A spray of Windrush roses. Photographed on June 20, 2023.

The moral of this story? Write the names of plants down somewhere! Put a tag next to the plant. Take pictures and label the photos with the varietal name. Add a caption in the photo app on your phone or computer. Change the file names to make them descriptive. 

You could print photos and write names on the back. The chain drugstores still print photographs. You can send the files to the nearest one and pick them up in an hour or so. 

Here’s how to add captions in Photos on an iPhone. I found this inadvertently; it’s always worth playing around with software.

Tap the photograph you want to label. It will come up onscreen, ready to edit.

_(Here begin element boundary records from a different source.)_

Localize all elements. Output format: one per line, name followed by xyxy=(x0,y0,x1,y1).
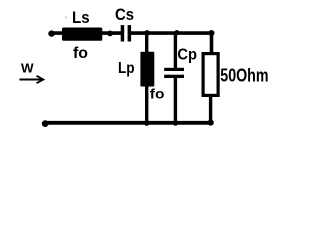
svg-text:Lp: Lp xyxy=(118,60,135,77)
svg-text:Cp: Cp xyxy=(177,46,197,63)
svg-text:W: W xyxy=(21,60,34,75)
svg-text:50Ohm: 50Ohm xyxy=(220,66,268,86)
svg-text:Ls: Ls xyxy=(72,8,90,27)
svg-text:Cs: Cs xyxy=(115,5,134,24)
svg-text:fo: fo xyxy=(73,45,88,62)
svg-text:fo: fo xyxy=(150,86,165,102)
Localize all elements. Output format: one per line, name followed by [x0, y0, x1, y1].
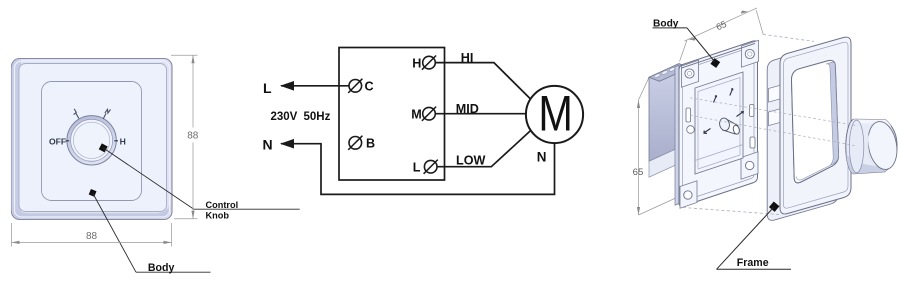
svg-text:65: 65 — [633, 167, 644, 178]
terminal H — [423, 56, 436, 69]
svg-text:Body: Body — [653, 18, 679, 29]
svg-text:LOW: LOW — [456, 154, 485, 168]
knob bottom shade — [846, 154, 894, 174]
plate slot right lower — [750, 137, 755, 148]
plate rim line — [683, 47, 755, 200]
knob face — [865, 119, 900, 172]
label Control Knob — [193, 208, 299, 210]
callout line control knob — [103, 148, 193, 209]
terminal L — [424, 160, 437, 173]
svg-text:230V50Hz: 230V50Hz — [271, 111, 331, 123]
frame window cutout — [792, 60, 839, 182]
frame clip upper — [769, 85, 780, 102]
tiny screw mark 3 — [704, 129, 711, 134]
body marker — [710, 58, 720, 68]
dimension 88 right — [171, 55, 198, 218]
callout line body — [93, 193, 136, 272]
arrow L — [280, 81, 294, 91]
wire N — [281, 143, 555, 195]
svg-text:HI: HI — [461, 51, 474, 65]
svg-text:N: N — [537, 149, 547, 164]
tick L (low speed mark) — [74, 109, 79, 119]
plate hole left — [687, 126, 695, 134]
body back box side face — [649, 64, 679, 162]
frame marker — [769, 201, 779, 211]
knob rim crease — [849, 120, 863, 173]
label Body — [136, 271, 211, 273]
svg-text:OFF: OFF — [49, 136, 66, 146]
svg-text:88: 88 — [86, 231, 98, 242]
body front face — [19, 64, 167, 212]
vent slot 3 — [669, 67, 676, 72]
arrow N — [280, 139, 294, 149]
construction line axis B (dotted) — [690, 115, 856, 146]
motor M — [526, 86, 583, 143]
svg-text:N: N — [263, 137, 273, 153]
spindle — [723, 119, 739, 134]
central mechanism panel — [695, 72, 743, 174]
svg-text:Knob: Knob — [206, 210, 230, 220]
body face plate bevel — [15, 61, 170, 217]
svg-text:Control: Control — [206, 200, 239, 210]
svg-text:H: H — [120, 136, 126, 146]
svg-text:Frame: Frame — [737, 257, 769, 269]
svg-text:M: M — [538, 84, 573, 141]
terminal M — [423, 107, 436, 120]
screw boss top-right — [742, 40, 759, 67]
tiny screw mark 2 — [730, 89, 733, 96]
screw boss bottom-left — [680, 181, 697, 208]
dimension 88 bottom — [12, 223, 172, 247]
frame window bottom inner line — [796, 165, 830, 180]
frame window right wall — [826, 62, 839, 165]
panel step line — [695, 145, 743, 161]
marker on knob — [99, 143, 108, 152]
label Body (iso) — [653, 27, 688, 29]
control knob ring — [67, 116, 116, 165]
svg-text:MID: MID — [456, 102, 479, 116]
svg-text:88: 88 — [187, 131, 199, 142]
plate slot left — [686, 108, 691, 122]
dimension 65 top — [680, 8, 764, 62]
plate slot right upper — [750, 105, 754, 117]
body outer shell (front view) — [12, 59, 173, 220]
tiny screw mark 1 — [714, 96, 717, 103]
body back box top face — [649, 64, 690, 82]
terminal B — [349, 137, 362, 150]
construction line axis A (dotted) — [690, 98, 858, 126]
frame front bevel — [784, 42, 849, 208]
svg-text:L: L — [263, 80, 272, 96]
wire MID — [435, 113, 526, 115]
body left edge shade — [12, 59, 22, 219]
frame back shell — [767, 43, 838, 220]
knob cylinder body — [846, 119, 897, 174]
vent slot 1 — [654, 73, 661, 78]
switch box — [339, 48, 445, 181]
svg-text:H: H — [412, 56, 421, 70]
svg-text:C: C — [365, 80, 374, 94]
svg-text:Body: Body — [148, 262, 175, 274]
construction line top (dashed) — [763, 34, 814, 41]
plate top lip — [681, 43, 755, 68]
svg-text:B: B — [366, 137, 375, 151]
terminal C — [349, 80, 362, 93]
body back box bottom step — [649, 148, 679, 178]
dimension 65 left — [639, 77, 680, 215]
svg-text:M: M — [411, 107, 422, 121]
control knob mid ring — [71, 119, 113, 161]
construction line bottom (dashed) — [683, 208, 779, 215]
marker on body face — [89, 189, 97, 197]
knob face inner shade — [866, 129, 876, 168]
wire HI — [435, 63, 530, 99]
screw boss bottom-right — [741, 152, 758, 179]
svg-text:65: 65 — [715, 19, 729, 32]
inner face plate — [42, 82, 142, 201]
dash H — [114, 140, 118, 142]
tick M (med speed mark) — [103, 109, 110, 118]
svg-text:L: L — [413, 160, 421, 174]
body mounting plate — [679, 41, 758, 206]
frame callout line — [717, 208, 774, 270]
frame clip lower — [769, 109, 780, 126]
body bottom edge shade — [13, 204, 171, 219]
wire L to C — [281, 85, 349, 87]
wire LOW — [437, 130, 531, 167]
vent slot 2 — [661, 70, 668, 75]
label Frame — [717, 268, 792, 270]
knob top shade — [854, 119, 892, 126]
dash OFF — [66, 140, 70, 142]
control knob cap — [73, 122, 109, 158]
body plate edge face — [675, 65, 679, 205]
frame front face — [780, 37, 851, 214]
body callout line — [687, 28, 715, 62]
screw boss top-left — [682, 60, 699, 87]
tiny screw mark 4 — [737, 112, 744, 117]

A screenshot of a photograph in the Photos app on the iPhone.

Drag the photo up towards the top of the screen to reveal the photograph’s metadata, including a blank caption field.

A screenshot of the metadata for the photograph in the Photos app.

Click anywhere in the blank white space—the field—labeled Add a Caption to add a caption.

A screenshot of my new caption for the pink mystery rose, reminding me that it’s the one by the neighbor’s garage.

It’s a note-to-self, but don’t get too cryptic, because then  you’ll end up unable to recall the names anyway.

This experience brought to mind the photo albums my parents left behind. Neither people nor places were labelled, and there’s no one left who can identify them.